Is PDP Falling Apart?


(MENAFN- Kashmir Observer) On Wednesday, PDP's leadership from South Kashmir went into a huddle at its head office in Srinagar. Chaired by Party Vice President Abdul Rahman Veeri, the leaders discussed "the issues confronting the state". The meeting followed immediately after a senior leader Mohammad Khalil Bandh resigned from the basic membership of the party. Bandh's resignation follows a number of such exits by the senior leaders from the party over the past year. This has left the PDP, once a vaunted political force, reeling and its leader Mehbooba Mufti struggling to hold her flock together. The situation for her has become more unenviable considering the state is heading into a possible Assembly polls later this year. 

And the party is unlikely to find winning replacements for the exited candidates. More so, when the leaders who have left command a significant support base in their respective constituencies. 

Though the PDP still has several strong leaders, the prevailing unpopularity of the party is going to make it an uphill task for them to retain their seats. There is every chance that the some more of them might be on their way out.

This reduces the PDP to a small group of leaders comprising Mehbooba and the loyalists including her family members, some of them with little to no constituency. This has raised a question mark over the future of the PDP as a political force in the state. The situation looks grimmer for the PDP as unlike the rival National Conference, it is not a cadre based party.

The PDP was founded by the late Mufti Mohammed Syed, Mehbooba's father, in 1999 amid growing public disaffection with the then ruling National Conference. And it did benefit from the disillusionment with the NC over the first decade and a half of its existence. The decline followed soon after its alliance with the BJP in 2015.

Though the coalition was formed with the best of intentions, with the parties taking time to forge the Agenda of Alliance which worked out their political differences and outlined a plan for development, it didn't go well from the word go. In the first 100 days while the political and ideological confrontation hurtled to the centre stage, almost hobbling the government, the governance too didn't get much forrader.
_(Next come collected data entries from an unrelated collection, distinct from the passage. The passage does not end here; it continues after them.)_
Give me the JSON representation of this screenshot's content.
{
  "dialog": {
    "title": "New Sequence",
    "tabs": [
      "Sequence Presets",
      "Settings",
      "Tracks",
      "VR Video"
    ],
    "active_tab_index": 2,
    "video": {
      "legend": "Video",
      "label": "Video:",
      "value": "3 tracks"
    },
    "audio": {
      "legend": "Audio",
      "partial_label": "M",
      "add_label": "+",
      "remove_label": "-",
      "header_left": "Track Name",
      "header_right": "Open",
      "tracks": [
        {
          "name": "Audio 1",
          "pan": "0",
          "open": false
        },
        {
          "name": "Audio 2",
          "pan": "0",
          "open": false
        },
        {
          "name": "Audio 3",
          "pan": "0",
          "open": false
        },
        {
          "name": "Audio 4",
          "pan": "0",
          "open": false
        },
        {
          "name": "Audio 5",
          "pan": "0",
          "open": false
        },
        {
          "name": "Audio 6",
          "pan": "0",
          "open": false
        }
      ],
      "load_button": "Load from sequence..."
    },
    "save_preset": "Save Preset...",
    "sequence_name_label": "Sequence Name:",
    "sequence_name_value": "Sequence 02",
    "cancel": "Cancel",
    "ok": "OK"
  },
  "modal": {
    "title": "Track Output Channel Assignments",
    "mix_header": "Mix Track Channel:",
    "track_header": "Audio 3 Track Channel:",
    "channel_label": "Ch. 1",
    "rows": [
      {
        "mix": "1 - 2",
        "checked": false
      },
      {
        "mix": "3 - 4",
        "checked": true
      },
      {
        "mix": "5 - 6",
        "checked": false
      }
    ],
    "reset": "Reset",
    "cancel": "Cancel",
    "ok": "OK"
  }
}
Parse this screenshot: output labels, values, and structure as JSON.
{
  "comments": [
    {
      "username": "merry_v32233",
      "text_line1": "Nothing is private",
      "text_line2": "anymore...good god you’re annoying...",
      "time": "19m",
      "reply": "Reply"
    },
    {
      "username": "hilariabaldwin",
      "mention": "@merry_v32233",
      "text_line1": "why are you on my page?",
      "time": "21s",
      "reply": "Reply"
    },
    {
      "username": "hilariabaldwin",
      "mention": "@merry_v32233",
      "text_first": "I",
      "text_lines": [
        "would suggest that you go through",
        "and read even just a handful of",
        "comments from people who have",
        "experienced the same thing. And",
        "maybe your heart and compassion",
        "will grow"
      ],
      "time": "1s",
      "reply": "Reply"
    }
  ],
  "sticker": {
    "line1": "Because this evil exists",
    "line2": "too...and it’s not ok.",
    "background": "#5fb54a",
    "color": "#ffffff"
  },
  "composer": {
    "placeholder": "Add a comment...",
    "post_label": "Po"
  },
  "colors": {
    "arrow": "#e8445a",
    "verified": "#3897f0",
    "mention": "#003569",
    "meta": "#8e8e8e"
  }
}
Also, while the BJP aggressively propagated its ideological stance on the state, even initiating direct and indirect steps to execute it on the ground, the PDP didn't appear to stand up to its partner.

By the time, the BJP unilaterally withdrew its support to the PDP in June 2018, Mehbooba had not only exhausted all her political capital but turned herself into a hate-figure. This was why, far from triggering any protests, Mehbooba's loss of power was widely celebrated.

PDP is certainly at cross-roads. Mehbooba more so. Her three year term in the government is likely to haunt her for a while now. The PDP and Mehbooba's relevance and survival lies in how she reinvents her core politics and makes it consistent and credible.